В конце августа Гастон сказал, что должен ехать по делу в Берлин, и предложил Наташе сопровождать его:
— В Берлине я получу деньги, и мы поедем купаться в Остенде. Хочешь? Только сделай махинацию с костюмами, о которой мы говорили. Но не бери ничего вызывающего. Ты должна быть барыней, дамой из лучшего общества. Очень глупо выделывать из себя кокотку — только отпугивать людей.
— Что это ты, точно торговать мной собираешься? — раздраженно сказала Наташа.
Он надулся.
— Ты все понимаешь чрезвычайно глупо.
После этого он скоро ушел и не показывался два дня. И за эти два дня Наташа «одумалась». Действительно — к чему эта русская растяпость? Почему, когда Вэра уволокла костюмы, никто ее не презирает и преступницей не считает? В жизни надо уметь изворачиваться. С чем она поедет в Остенде? С одной пижамой собственного производства и буржуазно пресным полосатеньким трико. Щеголять такой тетенькой рядом с молодым элегантным мальчиком!.. Нет. Риск слишком велик.
Вопрос о костюмах был разрешен быстро и бесповоротно.

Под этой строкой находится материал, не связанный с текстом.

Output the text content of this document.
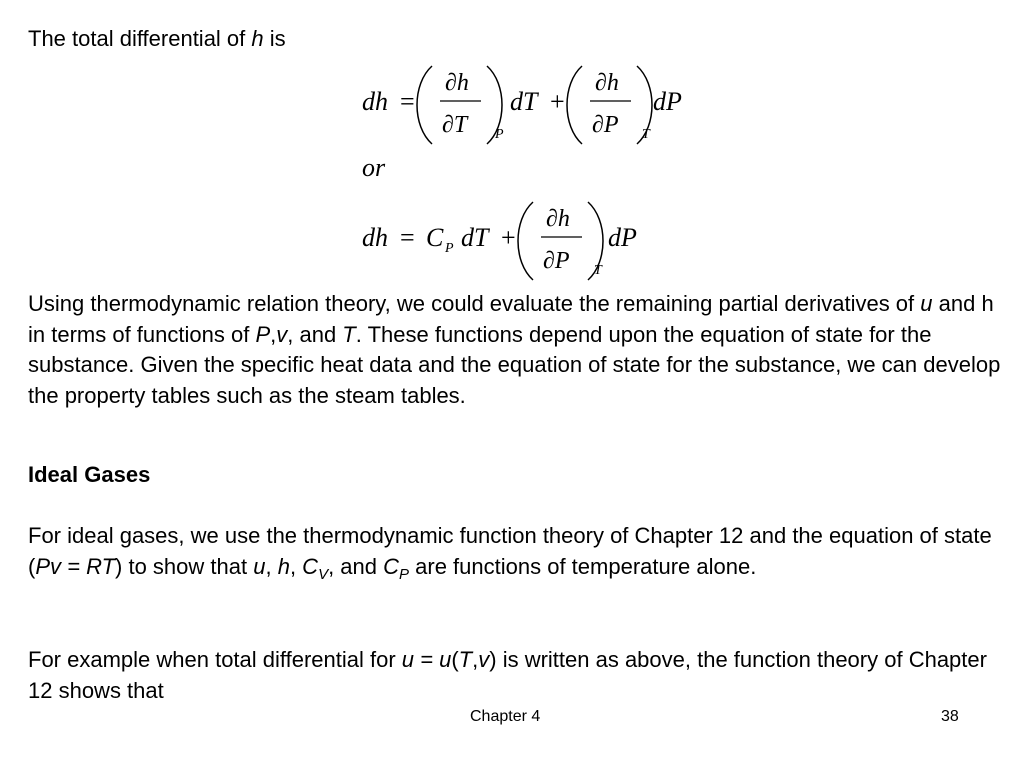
The total differential of h is
dh =
∂h
∂T P
dT +
∂h
∂P T
dP
or
dh = C P dT +
∂h
∂P T
dP
Using thermodynamic relation theory, we could evaluate the remaining partial derivatives of u and h in terms of functions of P,v, and T. These functions depend upon the equation of state for the substance. Given the specific heat data and the equation of state for the substance, we can develop the property tables such as the steam tables.
Ideal Gases
For ideal gases, we use the thermodynamic function theory of Chapter 12 and the equation of state (Pv = RT) to show that u, h, $C_V$, and $C_P$ are functions of temperature alone.
For example when total differential for u = u(T,v) is written as above, the function theory of Chapter 12 shows that
Chapter 4	38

На всякий случай она посоветовала Манель в этом году открытой распродажи не делать. Может, раздать кое-что по рукам. Придумала комбинацию: скажет, что сдала выбранные ею туалеты для продажи, а когда вернется из Остенде, возвратит их Манель и скажет, что покупателя не нашла. А может быть, кое-что из платьев и удастся продать по возвращении в Париж через Луизу Ивановну, через Гарибальди.
Гастон все одобрил, но таким тоном, точно удивлялся ее глупости: разве можно, мол, было сделать иначе?
Последнее время с ним было раздражительно скучно.
Стали готовиться к отъезду.
Платья и костюмы отобраны и потихоньку унесены из мастерской. Маленькое сердцебиение, но в общем все сошло гладко.
— Если бы у меня не было такое слабое сердце, мне жилось бы проще.
Прибежала в последний раз Фифиса. Гастон всегда уходил, когда ожидался визит маникюрши. Наташа ценила это как деликатность.
Фифиса, конечно, затарантила и, конечно, больше всего о Любаше.
— Наша-то баронесса какого ерша себе подцепила! Итальянец, маркиз, мужчина, как говорится, во всю щеку, и молодой, и богатый. Глазища черные, круглые, ровно деревенское колесо, морда желтая, что брюква — а хорош! И всюду свои портреты развесил. Как в переднюю войдешь — огромный во весь рост и в шляпе. Улыбается. И в салоне портрет во фраке, и в столовой портрет — сидит на каком-то не то памятнике, не то черт его знает, и яблоки кушает. Это, значит, для столовой. Пошла в ванну руки мыть — и там он. В трико на морском песочке. Я уж даже посмеялась баронессе — чего уж так больно много? А она говорит — это он все сам и приколачивал, сам и развешивал. Такой, значит, уж любитель. Жаль — не все углы обошла, а то бы — хю-хю-хю!.. Ох, грехи! Ей-Богу, обхохочешься.
— Ну, что же, она довольна? — спросила Наташа и подумала: «Может быть, такая-то жизнь и проще, и приятнее…»
— Очень даже довольна. Новый рояль получила и вместе, говорит, романсы поют. Тот-то, ведь, американец, с червем, совсем уж Квазиморда был. А тут она мне с улыбкой на ушко шепотком (она ведь знает, что я никому…): «он мне, говорит, нравится». Ну, что ж, это хорошо. И человек богатый, и нравится. А то у нашей сестры все больше так, что как понравится, так, значит, деньги и вытащил…
Выехали в Берлин как-то безрадостно. Гастон был рассеян, отвечал невпопад. Наташа, усталая и грустная, закрывала глаза и молчала. И даже думать ни о чем не могла. Душа ее свои глаза закрыла тоже.
В Берлине пробыли только сутки. Гастон ушел, едва успев переодеться, и вернулся только к утру.
— Мы сегодня же уедем, — сказал он Наташе. — Поедем в Варнемюнде. Это, говорят, очень хорошенький немецкий пляж. Посидим там дней десять, мне за это время пришлют деньги, и мы сможем поехать в Остенде или Довилль. Хорошо?
Наташа устало согласилась.
17
Грех велик христианское имя
Нарещи такой поганой твари.
Варнемюнде.
Маленький отельчик.
На пляже немцы с детьми, целыми семьями.
Огромные тростниковые кабинки с мешками, с карманами, из которых торчат кастрюльки, детское белье и жирные куски свинятины и гусятины в промасленных бумажках.
Фатер лежит, муттер сидит, дети бегают и ползают — в зависимости от возраста.
У фатера газета и сигарета.
У муттер — вязанье.
У детей — лопатки.
Окапывают глубокими канавами свою кабинку, окружают высоким валом из песка, чтобы вечерний прилив не замочил песок под их жилищем.